Opel greift VW an – mit dem E-Corsa für 30.000 Euro

Von: Franz Hubik

Mit der Weltpremiere des neuen Elektro-Modells wollen die Rüsselsheimer ein neues Kapitel in der Firmengeschichte aufschlagen. Opel ist zum Erfolg verdammt.

„Wir schlagen ein neues Kapitel in unserer Geschichte auf.“ dpa

Opel-Chef Michael Lohscheller stellt neue Elektro-Modelle vor

„Wir schlagen ein neues Kapitel in unserer Geschichte auf.“

RüsselsheimPersonalabbau, Absatzschwund, Managementrochaden: Opel hat in den vergangenen Monaten vor allem durch negative Schlagzeilen auf sich aufmerksam gemacht. Mit der Weltpremiere des Elektro-Corsa will der traditionsreiche Fahrzeughersteller nun wieder positiv in Erscheinung treten.

Dazu hat Opel-Chef Michael Lohscheller einige hundert Gäste an den Stammsitz des Unternehmens nach Rüsselsheim geladen. Der Zwei-Meter-Mann steht im Backsteingebäude K48, wo seinem Managementteam sonst bei Betriebsversammlungen oft harsche Kritik entgegenschlägt, um eine neue Ära bei der Marke mit dem Blitz einzuläuten.

120 Jahre lang produzierte Opel im Herzen Europas Autos mit Verbrennungsmotoren, jetzt verspricht die Firma, ihr Portfolio breit zu elektrifizieren und Stromautos aus ihrem Nischendasein zu befreien. „Wir schlagen ein neues Kapitel in unserer Geschichte auf“, frohlockt Lohscheller in dunklem Anzug mit Blitz-Logo auf dem Revers. Opel erhebe Elektromobilität zur „Normalität“.

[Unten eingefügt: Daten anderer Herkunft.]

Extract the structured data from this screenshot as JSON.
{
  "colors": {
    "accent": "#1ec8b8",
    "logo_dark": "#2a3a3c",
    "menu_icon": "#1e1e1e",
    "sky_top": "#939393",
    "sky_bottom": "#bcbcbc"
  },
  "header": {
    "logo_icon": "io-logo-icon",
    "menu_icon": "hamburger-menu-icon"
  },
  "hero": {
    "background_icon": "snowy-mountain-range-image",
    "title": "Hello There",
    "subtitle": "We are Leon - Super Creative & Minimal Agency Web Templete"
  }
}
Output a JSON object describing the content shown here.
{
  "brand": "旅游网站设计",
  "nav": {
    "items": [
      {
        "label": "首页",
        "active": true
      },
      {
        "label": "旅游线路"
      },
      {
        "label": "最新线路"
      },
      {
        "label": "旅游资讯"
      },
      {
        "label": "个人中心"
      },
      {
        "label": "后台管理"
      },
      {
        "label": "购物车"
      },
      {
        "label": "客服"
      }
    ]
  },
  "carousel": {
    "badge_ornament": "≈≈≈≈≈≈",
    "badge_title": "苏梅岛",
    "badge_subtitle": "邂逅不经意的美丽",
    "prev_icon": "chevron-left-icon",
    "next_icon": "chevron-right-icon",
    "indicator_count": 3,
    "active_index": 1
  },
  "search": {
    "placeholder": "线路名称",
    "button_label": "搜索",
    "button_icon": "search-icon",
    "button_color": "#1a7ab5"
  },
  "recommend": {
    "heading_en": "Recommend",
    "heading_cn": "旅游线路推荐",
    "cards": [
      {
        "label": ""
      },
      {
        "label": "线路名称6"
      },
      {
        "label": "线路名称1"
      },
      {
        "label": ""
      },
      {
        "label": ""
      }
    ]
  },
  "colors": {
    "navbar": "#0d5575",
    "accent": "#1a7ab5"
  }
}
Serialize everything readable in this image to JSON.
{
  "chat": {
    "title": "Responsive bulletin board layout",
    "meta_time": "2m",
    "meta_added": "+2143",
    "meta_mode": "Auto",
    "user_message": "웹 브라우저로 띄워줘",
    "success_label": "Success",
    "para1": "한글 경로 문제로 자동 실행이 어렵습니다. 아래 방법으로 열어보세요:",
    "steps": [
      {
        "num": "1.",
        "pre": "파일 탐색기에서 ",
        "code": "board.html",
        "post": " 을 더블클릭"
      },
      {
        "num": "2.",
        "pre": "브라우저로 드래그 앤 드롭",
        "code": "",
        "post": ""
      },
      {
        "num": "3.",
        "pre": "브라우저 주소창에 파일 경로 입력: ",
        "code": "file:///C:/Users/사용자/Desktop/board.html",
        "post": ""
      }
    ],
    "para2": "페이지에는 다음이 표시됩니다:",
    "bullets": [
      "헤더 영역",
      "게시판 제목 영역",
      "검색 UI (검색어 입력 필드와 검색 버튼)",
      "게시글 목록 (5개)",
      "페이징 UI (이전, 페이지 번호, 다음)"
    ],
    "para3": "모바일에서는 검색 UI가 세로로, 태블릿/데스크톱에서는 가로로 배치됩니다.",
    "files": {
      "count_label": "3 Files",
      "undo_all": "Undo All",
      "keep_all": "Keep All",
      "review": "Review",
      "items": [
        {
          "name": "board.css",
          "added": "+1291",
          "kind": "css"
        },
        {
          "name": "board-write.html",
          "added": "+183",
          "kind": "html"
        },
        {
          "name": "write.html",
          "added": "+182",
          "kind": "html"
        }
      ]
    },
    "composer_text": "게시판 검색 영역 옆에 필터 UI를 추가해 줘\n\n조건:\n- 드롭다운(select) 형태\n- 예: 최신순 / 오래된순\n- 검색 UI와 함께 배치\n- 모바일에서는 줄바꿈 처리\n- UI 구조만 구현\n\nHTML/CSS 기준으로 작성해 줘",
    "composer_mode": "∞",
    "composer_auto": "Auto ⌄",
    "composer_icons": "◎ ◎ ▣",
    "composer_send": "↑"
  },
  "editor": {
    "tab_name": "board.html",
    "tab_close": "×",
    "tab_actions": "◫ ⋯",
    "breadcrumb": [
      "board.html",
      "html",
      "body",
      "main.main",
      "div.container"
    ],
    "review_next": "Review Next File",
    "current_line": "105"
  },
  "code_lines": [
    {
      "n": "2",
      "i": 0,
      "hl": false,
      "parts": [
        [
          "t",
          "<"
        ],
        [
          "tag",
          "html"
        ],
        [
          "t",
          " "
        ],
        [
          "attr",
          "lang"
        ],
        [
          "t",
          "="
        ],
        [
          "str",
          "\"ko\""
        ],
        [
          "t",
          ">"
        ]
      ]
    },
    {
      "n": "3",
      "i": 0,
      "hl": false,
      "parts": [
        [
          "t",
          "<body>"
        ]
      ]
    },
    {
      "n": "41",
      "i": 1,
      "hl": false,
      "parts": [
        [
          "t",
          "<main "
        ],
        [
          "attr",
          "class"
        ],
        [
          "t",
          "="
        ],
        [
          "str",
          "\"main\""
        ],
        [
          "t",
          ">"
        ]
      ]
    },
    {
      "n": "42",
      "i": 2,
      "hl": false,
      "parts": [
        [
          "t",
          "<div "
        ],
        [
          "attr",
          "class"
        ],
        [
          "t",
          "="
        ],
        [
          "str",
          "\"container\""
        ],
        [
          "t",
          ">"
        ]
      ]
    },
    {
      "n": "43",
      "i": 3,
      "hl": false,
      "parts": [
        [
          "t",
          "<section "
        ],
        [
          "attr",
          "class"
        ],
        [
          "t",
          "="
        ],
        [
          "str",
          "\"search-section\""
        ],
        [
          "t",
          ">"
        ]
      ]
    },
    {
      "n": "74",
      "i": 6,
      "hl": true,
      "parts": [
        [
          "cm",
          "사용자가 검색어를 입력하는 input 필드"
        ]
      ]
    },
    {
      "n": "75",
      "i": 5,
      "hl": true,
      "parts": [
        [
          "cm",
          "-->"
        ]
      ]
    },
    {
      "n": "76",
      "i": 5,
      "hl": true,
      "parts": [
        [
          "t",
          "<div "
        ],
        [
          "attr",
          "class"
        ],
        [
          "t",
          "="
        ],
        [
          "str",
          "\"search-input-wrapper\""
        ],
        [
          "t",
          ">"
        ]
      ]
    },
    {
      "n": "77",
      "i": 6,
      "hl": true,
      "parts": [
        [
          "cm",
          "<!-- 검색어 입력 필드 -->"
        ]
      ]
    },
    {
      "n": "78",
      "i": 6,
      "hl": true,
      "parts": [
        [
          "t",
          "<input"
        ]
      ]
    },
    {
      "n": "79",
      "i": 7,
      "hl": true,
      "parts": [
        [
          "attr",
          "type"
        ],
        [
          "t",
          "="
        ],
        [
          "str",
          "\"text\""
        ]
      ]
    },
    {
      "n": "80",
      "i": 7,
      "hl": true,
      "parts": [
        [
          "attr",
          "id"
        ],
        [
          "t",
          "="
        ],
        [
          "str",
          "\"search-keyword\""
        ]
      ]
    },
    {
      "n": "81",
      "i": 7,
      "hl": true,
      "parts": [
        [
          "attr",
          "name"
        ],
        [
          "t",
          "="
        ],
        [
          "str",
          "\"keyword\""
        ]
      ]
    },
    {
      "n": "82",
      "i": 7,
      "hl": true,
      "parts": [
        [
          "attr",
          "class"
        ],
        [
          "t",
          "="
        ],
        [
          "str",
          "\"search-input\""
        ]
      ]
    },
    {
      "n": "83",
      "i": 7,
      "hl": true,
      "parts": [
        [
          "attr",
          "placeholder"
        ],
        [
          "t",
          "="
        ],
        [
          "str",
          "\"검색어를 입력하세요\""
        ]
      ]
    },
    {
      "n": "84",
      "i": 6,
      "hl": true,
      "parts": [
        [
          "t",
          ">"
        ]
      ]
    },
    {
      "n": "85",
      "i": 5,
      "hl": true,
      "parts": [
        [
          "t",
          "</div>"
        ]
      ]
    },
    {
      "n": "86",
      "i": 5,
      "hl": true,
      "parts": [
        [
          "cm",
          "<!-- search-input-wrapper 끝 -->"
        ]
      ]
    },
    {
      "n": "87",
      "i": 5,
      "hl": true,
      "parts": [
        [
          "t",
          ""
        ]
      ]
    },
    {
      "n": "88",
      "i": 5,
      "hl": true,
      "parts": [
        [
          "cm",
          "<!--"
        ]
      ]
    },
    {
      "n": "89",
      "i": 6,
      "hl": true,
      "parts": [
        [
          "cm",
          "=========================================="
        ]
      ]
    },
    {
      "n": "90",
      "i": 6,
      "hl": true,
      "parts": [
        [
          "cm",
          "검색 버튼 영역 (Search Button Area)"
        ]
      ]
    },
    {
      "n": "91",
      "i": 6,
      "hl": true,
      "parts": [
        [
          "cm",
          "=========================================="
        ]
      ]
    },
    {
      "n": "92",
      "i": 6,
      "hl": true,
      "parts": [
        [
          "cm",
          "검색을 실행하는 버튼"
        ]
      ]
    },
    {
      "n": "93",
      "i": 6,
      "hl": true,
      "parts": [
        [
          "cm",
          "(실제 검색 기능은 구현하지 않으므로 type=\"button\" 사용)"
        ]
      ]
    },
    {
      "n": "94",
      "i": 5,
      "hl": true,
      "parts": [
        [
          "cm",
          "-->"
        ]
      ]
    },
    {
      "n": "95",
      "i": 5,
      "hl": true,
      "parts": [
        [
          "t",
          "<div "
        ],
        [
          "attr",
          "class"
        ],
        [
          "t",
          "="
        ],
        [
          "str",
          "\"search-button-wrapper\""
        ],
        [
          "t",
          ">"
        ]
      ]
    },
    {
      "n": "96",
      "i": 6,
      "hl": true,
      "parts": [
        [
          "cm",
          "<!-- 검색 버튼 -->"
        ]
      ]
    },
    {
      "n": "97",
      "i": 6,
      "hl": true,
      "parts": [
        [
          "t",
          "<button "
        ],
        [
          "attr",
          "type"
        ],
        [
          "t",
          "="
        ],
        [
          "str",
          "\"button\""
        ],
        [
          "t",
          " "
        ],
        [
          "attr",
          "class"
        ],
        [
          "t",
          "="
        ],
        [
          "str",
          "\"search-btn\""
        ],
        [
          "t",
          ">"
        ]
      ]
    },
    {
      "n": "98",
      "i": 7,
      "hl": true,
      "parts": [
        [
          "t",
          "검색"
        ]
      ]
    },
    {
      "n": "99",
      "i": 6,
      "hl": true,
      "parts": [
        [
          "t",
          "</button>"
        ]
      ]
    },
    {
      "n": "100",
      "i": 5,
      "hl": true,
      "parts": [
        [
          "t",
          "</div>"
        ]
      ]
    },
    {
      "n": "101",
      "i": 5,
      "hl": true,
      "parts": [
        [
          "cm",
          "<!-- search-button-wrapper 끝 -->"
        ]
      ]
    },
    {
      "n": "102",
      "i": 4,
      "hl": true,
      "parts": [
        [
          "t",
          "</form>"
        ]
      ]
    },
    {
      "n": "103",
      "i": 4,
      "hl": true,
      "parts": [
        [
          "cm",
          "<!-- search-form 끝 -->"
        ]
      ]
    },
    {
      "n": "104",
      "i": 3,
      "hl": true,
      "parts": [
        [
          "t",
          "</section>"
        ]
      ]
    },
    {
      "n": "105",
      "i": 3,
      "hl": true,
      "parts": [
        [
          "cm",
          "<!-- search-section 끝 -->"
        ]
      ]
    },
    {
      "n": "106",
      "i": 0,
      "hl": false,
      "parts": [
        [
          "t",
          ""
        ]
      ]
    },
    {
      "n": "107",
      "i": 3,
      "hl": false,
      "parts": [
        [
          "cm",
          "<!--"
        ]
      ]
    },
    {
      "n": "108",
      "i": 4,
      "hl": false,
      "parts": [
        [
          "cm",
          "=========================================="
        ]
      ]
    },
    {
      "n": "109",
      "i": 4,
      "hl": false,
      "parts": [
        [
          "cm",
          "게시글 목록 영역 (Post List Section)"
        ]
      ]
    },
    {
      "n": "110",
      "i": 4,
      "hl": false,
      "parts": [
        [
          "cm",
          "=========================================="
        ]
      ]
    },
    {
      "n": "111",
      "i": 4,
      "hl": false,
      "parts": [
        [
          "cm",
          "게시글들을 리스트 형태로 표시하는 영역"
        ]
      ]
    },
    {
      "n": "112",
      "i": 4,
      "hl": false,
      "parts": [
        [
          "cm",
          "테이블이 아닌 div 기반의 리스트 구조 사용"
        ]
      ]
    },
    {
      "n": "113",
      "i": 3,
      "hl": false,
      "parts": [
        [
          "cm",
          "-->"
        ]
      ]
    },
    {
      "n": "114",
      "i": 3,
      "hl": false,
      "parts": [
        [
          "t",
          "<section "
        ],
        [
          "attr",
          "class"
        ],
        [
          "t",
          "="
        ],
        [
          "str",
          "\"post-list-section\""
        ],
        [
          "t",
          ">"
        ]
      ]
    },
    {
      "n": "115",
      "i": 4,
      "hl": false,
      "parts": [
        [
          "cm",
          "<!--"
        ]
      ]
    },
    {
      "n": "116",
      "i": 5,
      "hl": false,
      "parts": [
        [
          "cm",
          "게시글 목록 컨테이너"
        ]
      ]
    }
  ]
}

Bis 2024 will das Unternehmen all seine Modelle unter Strom setzen. Bis 2020 soll es vier elektrifizierte Modellreihen geben.

Im Zentrum der Offensive steht dabei die elektrische Variante des Corsa, dem volumenstärksten Modell des Unternehmens. Mit einem Preis in der Basisvariante von 29.900 Euro soll der Opel-Bestseller zu so etwas wie einem „Volks-Elektroauto“ werden. Damit ist der E-Corsa aber mehr als doppelt so teuer wie die Vorgängerversion des Modells in Benzinvariante. Und Experten sind skeptisch, ob Opel wirklich sehr viele Kunden für seinen kleinen Stromer finden wird.

„Die Nachfrage wird zurückhaltend sein“, prognostiziert Ferdinand Dudenhöffer. Der Leiter des Center Automotive Research (CAR) hält den Preis des Elektro-Corsa für zu hoch. „Da dürften Kunden eher den Renault Zoe bestellen, der ist etabliert und kostet etwa 25.000 Euro“, sagt Dudenhöffer.

Opel selbst sieht sich mit seinem Elektrokleinwagen freilich in einer Liga mit dem großen Konkurrenten VW. Der erste echte Stromer der Wolfsburger ist der ID.3, der im September Weltpremiere feiert und in seiner kleinsten Version am Ende ebenfalls knapp unter 30.000 Euro kosten dürfte. Eine Sonderedition des Modells ist bereits seit Mai in limitierter Form für unter 40.000 Euro bestellbar.

Mehr als 300 Kilometer Reichweite

Opel zieht nun mit dem E-Corsa nach, der ab sofort geordert werden kann. Die ersten Fahrzeuge dürften aber erst im Frühjahr 2020 zu den Kunden rollen. Das Gefährt biete „Elektromobilität vom Feinsten“, verspricht Opel. 4,06 Meter ist die sechste Generation des Kleinwagens lang. Mit einer Reichweite von 330 Kilometer soll der Fünfsitzer „uneingeschränkt alltagstauglich“ sein.

Die im Fahrzeugboden untergebrachte Batterie hat eine Kapazität von 50 Kilowattstunden. Per Schnellladung ist der Energiespeicher binnen 30 Minuten wieder zu 80 Prozent gefüllt. An herkömmlichen Ladesäulen dauert es hingegen mehrere Stunden bis der Akku ansatzweise voll ist. Immerhin: Opel gewährt acht Jahre Garantie auf die Batterie.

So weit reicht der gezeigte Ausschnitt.